Mr. Erickson also wants to look into strengthening the athletic program, and mentioned a booster club as a way to bring the community together.

He agreed with Ms. Vorpahl that the current board does a good job. “I just want to get involved in the schools instead of sitting back on the sidelines,” he said. Mr. Erickson’s wife, Trisha Erickson, has been a physical education teacher in the elementary school since 2001.

Ms. Vorpahl, a lifelong East Hampton resident who was first elected in 2004 and served for six years before she lost re-election, is looking to rejoin the board.

“Several people have approached me and asked me to run,” Ms. Vorpahl said, adding she had also been considering it. “I think they could use another set of eyes and ears since Mr.

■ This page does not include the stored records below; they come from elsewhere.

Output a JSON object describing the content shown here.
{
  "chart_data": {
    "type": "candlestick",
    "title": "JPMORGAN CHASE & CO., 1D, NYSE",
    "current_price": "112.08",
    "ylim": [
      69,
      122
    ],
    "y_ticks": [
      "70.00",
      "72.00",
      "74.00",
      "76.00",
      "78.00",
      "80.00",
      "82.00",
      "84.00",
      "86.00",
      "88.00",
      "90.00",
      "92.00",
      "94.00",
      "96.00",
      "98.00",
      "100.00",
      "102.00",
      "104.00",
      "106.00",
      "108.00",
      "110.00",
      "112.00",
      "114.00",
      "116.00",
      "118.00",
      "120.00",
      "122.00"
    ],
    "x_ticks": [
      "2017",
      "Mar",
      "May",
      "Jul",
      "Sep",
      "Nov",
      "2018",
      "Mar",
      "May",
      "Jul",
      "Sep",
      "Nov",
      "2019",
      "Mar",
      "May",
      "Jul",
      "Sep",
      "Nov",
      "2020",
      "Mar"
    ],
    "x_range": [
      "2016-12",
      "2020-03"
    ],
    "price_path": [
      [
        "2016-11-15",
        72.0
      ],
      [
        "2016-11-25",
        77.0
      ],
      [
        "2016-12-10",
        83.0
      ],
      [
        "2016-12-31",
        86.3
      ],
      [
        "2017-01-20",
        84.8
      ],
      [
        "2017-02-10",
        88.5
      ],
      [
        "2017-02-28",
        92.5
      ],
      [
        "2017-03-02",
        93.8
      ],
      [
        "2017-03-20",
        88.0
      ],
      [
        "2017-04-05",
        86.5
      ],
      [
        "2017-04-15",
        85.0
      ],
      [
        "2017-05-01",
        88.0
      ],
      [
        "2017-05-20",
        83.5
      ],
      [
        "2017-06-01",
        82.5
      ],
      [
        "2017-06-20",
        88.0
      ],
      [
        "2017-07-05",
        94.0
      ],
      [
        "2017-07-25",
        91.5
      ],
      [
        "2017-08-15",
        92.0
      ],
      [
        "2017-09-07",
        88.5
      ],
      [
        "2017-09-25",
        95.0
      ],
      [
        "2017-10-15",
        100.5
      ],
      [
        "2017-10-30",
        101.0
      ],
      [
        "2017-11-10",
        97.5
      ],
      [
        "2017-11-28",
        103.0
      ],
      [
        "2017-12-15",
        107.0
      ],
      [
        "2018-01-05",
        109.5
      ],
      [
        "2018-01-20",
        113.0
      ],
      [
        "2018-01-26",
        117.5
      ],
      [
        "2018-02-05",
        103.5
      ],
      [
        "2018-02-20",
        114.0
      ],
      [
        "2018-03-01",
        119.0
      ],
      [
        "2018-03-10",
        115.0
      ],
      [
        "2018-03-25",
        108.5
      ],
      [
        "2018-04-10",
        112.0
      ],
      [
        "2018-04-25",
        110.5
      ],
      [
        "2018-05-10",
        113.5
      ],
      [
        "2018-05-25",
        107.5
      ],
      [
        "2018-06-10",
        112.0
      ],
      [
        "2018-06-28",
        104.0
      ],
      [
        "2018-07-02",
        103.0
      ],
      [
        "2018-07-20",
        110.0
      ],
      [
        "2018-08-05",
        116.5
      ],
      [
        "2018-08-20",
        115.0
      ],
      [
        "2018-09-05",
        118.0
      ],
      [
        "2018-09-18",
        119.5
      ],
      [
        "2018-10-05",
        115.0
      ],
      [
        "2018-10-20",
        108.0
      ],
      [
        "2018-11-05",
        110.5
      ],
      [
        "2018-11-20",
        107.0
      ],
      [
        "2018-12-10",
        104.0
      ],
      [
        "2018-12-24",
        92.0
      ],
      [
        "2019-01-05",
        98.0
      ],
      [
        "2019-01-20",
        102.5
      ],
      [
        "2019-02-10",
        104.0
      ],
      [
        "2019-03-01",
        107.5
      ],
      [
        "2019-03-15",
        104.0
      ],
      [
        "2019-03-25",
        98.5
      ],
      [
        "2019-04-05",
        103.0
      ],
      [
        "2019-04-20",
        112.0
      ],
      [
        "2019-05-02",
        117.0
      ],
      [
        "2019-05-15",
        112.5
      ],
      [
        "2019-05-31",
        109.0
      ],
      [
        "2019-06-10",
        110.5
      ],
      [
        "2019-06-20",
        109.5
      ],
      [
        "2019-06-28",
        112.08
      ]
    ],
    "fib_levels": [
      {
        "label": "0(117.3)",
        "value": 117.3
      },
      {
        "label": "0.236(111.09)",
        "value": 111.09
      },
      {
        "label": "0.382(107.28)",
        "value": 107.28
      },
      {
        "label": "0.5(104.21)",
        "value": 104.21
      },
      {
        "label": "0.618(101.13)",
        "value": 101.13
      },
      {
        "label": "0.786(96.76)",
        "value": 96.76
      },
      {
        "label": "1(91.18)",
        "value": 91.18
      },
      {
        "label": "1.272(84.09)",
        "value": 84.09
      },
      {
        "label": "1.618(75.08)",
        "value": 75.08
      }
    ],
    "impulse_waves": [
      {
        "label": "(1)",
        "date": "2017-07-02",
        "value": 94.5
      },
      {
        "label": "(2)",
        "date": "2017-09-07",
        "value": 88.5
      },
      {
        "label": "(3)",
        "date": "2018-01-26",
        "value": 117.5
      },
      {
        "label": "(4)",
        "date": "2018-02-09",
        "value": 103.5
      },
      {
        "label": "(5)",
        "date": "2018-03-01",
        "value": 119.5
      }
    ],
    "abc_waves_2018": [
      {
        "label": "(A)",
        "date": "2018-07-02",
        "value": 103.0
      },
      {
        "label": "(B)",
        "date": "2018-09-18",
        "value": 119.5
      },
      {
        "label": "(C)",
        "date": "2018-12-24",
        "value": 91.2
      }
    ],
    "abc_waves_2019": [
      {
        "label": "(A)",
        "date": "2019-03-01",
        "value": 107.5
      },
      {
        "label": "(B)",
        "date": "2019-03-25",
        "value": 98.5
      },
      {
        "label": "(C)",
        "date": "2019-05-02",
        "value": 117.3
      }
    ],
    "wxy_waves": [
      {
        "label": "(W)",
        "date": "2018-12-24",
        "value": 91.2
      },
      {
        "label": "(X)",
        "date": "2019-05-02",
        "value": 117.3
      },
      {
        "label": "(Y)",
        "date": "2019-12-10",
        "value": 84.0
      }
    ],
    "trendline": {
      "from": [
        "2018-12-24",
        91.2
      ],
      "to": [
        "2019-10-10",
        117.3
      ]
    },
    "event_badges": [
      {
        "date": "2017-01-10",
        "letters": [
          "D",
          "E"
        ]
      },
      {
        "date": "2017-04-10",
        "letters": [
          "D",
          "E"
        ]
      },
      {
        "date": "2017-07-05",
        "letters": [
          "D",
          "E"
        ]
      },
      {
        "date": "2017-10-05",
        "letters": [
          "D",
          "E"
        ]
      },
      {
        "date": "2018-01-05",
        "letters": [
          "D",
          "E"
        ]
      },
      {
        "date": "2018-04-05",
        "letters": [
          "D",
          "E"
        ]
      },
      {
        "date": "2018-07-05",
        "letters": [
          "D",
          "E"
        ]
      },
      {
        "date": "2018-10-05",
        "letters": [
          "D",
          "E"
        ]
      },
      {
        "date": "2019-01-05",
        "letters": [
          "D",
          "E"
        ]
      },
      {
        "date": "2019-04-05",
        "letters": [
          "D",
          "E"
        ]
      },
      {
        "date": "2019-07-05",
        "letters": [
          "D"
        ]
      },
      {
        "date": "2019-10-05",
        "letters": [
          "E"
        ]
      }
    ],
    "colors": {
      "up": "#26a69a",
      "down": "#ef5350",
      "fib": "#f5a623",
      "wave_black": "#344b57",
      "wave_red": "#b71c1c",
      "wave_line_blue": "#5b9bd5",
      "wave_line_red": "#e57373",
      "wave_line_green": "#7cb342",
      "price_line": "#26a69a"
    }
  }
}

Wilson passed away,” she said. 

“The board could use a little bit of diversity to make sure all students and all staff are represented,” she said. “I could work well with them.” She said she is excited about the vocational education and bilingual programs. 

Ms. Vorpahl is a former employee of the district, having worked as a secretary for 32 years, 18 of which were spent in the athletic office. She retired from the position in 2002, but worked part time for the Y.M.C.A. East Hampton RECenter for 14 years until retiring two years ago. 

Despite her retirement, she remains involved in the school. Her 9-year-old great-granddaughter is a student and 

a 3-year-old grandchild is going into prekindergarten. She is also involved at the Calvary Baptist Church, serves on East Hampton Town’s Fowler House committee, and is a driver with the East Hampton Village Ambulance Association, having formerly been an emergency medical technician. 

The school board election and budget vote will take place on May 21 at the district office on Long Lane.